WASHINGTON, D.C. — Yesterday, South Carolina mother Denise Ladson Johnson, who was featured in Independent Women’s Forum’s Pandemic Learning Stories series, testified at the Committee on Economic Fairness in Growth’s hearing on “Growing our Economy by Investing in Families: How Supporting Family Caregiving Expands Economic Opportunity and Benefits All Americans.” Ladson Johnson’s testimony focused on the learning loss children suffered during the COVID-19 pandemic and how it made life for working parents harder.
At the hearing, Ladson Johnson told Ranking Member Bryan Steil of Wisconsin of her decision to remove her youngest son, Moses, from public school during the COVID-19 pandemic. “Well, I didn’t send [my son] back to school after the closure of the first part of his school year because of just the indecisiveness that [school administrators] had as far as what [were] the regulations, what were they going to do with the kids, they were giving them half days where they were going full days,” Ladson Johnson said. “…I don’t understand how that benefits or how as far as working parents, how are we going to be able to manage that scheduling with jobs and then have to bring our kids back home?”

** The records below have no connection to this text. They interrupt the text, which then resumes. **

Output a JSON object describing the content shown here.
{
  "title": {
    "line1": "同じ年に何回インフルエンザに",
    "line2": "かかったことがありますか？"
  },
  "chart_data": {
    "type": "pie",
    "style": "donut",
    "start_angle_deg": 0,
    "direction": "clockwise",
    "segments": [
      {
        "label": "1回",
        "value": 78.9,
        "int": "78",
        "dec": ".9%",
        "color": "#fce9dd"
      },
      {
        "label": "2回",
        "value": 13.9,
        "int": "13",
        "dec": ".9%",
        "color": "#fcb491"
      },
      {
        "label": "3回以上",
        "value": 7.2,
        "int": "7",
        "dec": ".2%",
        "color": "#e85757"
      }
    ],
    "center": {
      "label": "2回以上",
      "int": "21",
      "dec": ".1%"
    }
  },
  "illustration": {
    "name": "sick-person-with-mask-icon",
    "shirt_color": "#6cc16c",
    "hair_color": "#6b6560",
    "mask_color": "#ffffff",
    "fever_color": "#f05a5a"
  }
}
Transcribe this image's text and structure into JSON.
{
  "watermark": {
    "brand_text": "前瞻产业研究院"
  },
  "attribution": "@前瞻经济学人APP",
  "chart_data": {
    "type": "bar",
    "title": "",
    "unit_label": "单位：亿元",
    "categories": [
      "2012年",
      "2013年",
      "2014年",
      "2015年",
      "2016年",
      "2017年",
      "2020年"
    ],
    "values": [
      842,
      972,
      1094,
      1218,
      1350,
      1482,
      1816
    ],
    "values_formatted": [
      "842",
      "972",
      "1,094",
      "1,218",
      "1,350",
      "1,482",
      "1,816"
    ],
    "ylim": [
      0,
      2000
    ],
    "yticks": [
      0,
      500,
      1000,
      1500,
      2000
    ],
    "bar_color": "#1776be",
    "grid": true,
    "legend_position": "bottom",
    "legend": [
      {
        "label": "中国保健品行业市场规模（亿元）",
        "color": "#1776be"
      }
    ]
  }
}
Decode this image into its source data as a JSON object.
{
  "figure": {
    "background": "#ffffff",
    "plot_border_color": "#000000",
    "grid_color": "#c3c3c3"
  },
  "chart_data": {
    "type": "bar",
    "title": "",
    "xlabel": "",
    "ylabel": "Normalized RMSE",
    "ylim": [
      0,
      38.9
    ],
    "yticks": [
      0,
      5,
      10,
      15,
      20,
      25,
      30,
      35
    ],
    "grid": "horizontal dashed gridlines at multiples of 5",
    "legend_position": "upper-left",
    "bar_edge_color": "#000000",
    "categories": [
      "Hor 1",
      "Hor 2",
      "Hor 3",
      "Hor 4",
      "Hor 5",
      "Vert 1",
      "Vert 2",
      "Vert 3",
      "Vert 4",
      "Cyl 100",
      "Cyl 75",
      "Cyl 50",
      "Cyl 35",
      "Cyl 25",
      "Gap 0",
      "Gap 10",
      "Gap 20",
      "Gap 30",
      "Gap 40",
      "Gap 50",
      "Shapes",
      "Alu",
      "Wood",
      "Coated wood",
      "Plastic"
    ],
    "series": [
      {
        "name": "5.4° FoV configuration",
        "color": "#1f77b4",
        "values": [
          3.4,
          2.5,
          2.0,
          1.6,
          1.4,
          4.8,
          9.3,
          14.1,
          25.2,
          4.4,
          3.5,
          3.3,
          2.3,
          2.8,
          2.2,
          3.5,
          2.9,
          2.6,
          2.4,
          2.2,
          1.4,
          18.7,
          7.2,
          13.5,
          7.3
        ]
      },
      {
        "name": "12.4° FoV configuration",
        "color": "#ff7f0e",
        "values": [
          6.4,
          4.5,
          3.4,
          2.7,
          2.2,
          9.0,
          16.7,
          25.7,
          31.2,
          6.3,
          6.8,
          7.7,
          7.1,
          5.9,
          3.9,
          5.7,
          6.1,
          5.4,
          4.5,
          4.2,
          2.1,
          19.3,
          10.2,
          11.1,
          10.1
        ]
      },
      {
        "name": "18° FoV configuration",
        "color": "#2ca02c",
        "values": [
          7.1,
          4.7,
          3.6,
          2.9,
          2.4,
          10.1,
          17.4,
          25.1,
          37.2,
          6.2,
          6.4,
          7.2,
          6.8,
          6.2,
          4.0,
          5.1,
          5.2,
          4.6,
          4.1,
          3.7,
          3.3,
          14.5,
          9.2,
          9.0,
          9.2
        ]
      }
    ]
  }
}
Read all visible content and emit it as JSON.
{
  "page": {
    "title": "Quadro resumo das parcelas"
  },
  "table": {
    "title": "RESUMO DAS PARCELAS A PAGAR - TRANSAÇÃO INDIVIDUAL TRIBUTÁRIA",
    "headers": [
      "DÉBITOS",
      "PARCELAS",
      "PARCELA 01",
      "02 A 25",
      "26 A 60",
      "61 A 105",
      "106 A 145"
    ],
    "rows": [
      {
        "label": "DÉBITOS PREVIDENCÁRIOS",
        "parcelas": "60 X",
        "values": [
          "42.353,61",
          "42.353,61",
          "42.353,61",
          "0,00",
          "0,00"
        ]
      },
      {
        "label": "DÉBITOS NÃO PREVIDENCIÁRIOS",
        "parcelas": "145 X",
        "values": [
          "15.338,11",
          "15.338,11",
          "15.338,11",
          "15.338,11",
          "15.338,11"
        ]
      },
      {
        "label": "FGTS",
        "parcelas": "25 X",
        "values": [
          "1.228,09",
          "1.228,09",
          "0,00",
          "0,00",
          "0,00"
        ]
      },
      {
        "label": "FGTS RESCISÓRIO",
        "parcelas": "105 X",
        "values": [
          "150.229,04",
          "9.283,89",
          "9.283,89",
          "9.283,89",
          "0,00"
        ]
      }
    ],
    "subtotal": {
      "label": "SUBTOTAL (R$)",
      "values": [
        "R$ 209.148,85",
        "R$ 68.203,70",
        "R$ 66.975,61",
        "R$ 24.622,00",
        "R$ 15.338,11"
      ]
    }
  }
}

Ladson Johnson, the only minority witness, testified alongside majority witnesses: Dr. Michelle Holder, President and CEO, Washington Center for Equitable Growth; Ms. Ai-jen Poo, Co-Director of Caring Across Generations, Co-Founder and Executive Director of the National Domestic Workers Alliance, MacArthur Fellow; Ms. Melissa Boteach, Vice President for Income Security and Child Care/Early Learning, National Women’s Law Center; and Mr. Elliot Haspel, Early-Childhood Policy Expert, and Program Officer, Education Policy and Research, Robins Foundation.